#Opinion

Economywatch - With Osman Kargbo & Tedla E. Khan Lessons learnt: Making SOEs work for good

Apr 9, 2024, 10:10 AM | Article By: Osman Kargbo

It is crystal clear now to all and sundry how and why state-0wned enterprises (SOEs) fail in Africa, even though they are supposed to have been preferred to private-owned enterprises.

The Gambia government has finally endorsed the privatatisation of Gamtel and the outright sale of Gamcel for obvious reasons: bad performance.

According to the minister for Communications & Digital Economy (MOCDE), Ousman O. Bah, a cabinet paper has been agreed and passed to materialise the privatisation of Gamtel and the outright sale of Gamcel.

The Minister explicitly advanced how they arrived at the decision of coming up with a cabinet paper to endorse the privatisation and sale of the two state institutions.

“My advice to the President was to prepare a cabinet paper that would inform the suggestion of the Ministry with these two institutions, which resulted in the approval of going into privatisation, so that private partner participation can inject investment, since government does not have the funds to continue to support these two institutions, which are highly in debt,” the minister was said to have told the National Assembly last week (The Point 5/04/2024).

While it is expected to be contributing to the state and national development, Gamcel is said to be wallowing in debt of over D14 million. “Thus, a company cannot continue to run in that state, and they are not contributing to the state currently,” the minister said.

Factors or reasons responsible for this setback range from outdated technology, to bloated number of staff, limited revenue generation efforts or skills, low level of service innovation, inadequate investment in technology and infrastructure upgrade.

A further World Bank-supported study for SOE Reform Project  was done on the financial and operational viability of Gamtel.

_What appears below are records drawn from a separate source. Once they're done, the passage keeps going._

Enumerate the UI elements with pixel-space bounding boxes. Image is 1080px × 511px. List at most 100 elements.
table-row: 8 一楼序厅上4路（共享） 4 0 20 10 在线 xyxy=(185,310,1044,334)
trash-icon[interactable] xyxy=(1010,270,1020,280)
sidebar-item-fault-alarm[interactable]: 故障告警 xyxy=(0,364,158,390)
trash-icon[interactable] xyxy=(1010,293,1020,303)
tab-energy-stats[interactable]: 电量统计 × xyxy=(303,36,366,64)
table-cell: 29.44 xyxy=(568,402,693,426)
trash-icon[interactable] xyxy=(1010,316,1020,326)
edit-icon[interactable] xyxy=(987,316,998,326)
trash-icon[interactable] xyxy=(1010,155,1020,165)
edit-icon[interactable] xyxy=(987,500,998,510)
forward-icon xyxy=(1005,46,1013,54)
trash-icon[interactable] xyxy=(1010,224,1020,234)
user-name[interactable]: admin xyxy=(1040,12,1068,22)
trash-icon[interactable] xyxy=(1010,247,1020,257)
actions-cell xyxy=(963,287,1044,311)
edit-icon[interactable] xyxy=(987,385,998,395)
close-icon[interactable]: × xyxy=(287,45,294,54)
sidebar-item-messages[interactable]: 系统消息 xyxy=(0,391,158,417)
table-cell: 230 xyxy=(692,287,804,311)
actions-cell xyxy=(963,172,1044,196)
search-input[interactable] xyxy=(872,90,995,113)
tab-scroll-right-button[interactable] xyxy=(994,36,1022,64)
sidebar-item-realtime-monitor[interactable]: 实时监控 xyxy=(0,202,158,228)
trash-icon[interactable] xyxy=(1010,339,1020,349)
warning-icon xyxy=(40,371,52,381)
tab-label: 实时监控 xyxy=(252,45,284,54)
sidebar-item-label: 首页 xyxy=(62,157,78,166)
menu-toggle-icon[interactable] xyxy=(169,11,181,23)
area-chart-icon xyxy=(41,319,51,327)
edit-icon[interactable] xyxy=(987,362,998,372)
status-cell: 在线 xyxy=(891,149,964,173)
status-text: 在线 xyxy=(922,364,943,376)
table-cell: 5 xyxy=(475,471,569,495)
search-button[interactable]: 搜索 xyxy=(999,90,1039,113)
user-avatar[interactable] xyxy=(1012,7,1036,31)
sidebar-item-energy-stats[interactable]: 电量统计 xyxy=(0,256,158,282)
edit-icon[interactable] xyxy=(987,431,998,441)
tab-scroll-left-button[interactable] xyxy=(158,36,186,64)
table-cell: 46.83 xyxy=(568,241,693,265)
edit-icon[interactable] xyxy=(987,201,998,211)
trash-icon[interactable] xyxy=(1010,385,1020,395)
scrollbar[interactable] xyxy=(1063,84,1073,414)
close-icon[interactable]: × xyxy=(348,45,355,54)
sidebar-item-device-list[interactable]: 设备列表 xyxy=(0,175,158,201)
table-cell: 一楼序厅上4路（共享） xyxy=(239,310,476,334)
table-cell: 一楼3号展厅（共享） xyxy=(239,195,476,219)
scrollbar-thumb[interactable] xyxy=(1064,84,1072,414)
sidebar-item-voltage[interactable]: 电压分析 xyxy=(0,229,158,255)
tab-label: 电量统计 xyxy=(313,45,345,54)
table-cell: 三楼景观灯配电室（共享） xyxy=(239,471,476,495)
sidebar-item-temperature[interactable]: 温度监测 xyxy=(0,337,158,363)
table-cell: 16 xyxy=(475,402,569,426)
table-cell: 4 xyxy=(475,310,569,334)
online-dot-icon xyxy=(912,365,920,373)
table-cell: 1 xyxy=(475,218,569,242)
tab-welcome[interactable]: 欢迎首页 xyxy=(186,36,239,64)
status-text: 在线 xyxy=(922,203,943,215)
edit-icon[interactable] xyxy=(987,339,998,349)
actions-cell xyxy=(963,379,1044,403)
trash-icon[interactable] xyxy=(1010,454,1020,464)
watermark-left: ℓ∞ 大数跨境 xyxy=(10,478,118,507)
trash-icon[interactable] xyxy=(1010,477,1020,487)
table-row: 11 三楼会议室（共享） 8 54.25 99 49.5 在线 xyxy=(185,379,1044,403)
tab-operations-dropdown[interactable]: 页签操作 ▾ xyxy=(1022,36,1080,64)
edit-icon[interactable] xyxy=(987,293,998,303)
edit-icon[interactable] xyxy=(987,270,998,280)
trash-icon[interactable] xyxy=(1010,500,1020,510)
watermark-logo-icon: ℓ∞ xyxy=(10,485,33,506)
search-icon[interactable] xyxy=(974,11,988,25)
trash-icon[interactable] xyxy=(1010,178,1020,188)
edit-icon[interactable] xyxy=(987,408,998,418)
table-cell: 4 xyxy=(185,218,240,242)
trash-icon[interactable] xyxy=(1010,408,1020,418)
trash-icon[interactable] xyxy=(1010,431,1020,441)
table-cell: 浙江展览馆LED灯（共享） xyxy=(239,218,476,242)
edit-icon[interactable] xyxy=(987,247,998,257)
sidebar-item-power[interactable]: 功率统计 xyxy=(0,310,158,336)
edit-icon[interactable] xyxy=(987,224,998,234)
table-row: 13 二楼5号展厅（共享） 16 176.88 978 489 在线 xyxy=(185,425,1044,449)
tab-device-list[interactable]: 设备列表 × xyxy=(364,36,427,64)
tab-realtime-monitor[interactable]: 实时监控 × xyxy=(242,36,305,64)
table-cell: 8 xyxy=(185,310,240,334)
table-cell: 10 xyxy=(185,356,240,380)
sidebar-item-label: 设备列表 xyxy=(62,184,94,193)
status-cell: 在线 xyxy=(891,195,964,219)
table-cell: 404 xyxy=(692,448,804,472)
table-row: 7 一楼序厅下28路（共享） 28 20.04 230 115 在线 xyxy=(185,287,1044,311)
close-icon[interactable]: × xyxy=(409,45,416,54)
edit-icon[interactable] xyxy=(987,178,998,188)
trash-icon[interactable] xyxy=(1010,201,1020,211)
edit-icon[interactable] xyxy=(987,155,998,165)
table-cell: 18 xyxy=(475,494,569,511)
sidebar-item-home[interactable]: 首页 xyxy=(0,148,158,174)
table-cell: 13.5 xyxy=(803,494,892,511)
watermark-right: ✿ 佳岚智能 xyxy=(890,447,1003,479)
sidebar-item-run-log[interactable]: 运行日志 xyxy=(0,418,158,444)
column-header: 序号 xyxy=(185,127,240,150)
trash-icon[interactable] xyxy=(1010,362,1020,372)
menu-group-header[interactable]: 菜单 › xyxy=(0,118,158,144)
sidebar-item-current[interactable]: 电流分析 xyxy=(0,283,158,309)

This study, according to the minister, found also “Gamtel highly in debt with overpopulated staff and operational inefficiency”.

The bad performance of these state enterprises have continued to solidify the case against state-owned enterprises that they hardly prove worthwhile or beneficial to a state, hence the need or call for privatisation, which the government has been compelled to do.

While SOEs in many cases and in other parts of the world have performed well and have been highly successful contributing massively to national development, that has not been the case for Gamtel and Gamcel hence their privatisation. Even in The Gambia, there are other SOEs that are not performing badly. So why Gamtel and Gamcel?

The contributing reasons advanced by the Minister should serve as a base for drawing lessons of how to effectively manage and monitor the other SOEs  so they prove worthwhile and profitable to  the state.

According to World Bank, SOEs play a major role in many developing and emerging economies, where governments use them to achieve economic, social, and political objectives: to deliver and extend access to services, fill gaps in markets, develop key sectors or regions, and provide employment.

“However, the mixed institutional mandates of SOEs and their political importance often pose performance and governance challenges,” the Bank states. “This can mute transparency and accountability, making oversight and regulation difficult.”

While government could always use or take as a last resort the decision to privatise or sell SOEs when they prove to be a liability, they could as well be very proactive in applying effective measures to ensure SOEs serve their purposes well.

Intrinsic  aspects surrounding SOEs that government should be mindful of are the ‘principal-agent problem’, the ‘free-rider problem’ and the ‘soft budget constraint’ problem as described by renowned economist and author Ha-Joon Chang.

While the ‘principal-agent problem’ has to do with fundamental information gap - leaving many things not properly explained, arranged, or organised - between the owners (the principal) and the workers (the managers/agents) of enterprises, the ‘free-rider problem’ has to do with the unconcerned or carefree approach by the citizens who theoretically own the public enterprises. On the other hand, the ‘soft budget constraint’ problem has to do with underperforming SOEs sipping subsidies or bailouts from government while they underperform.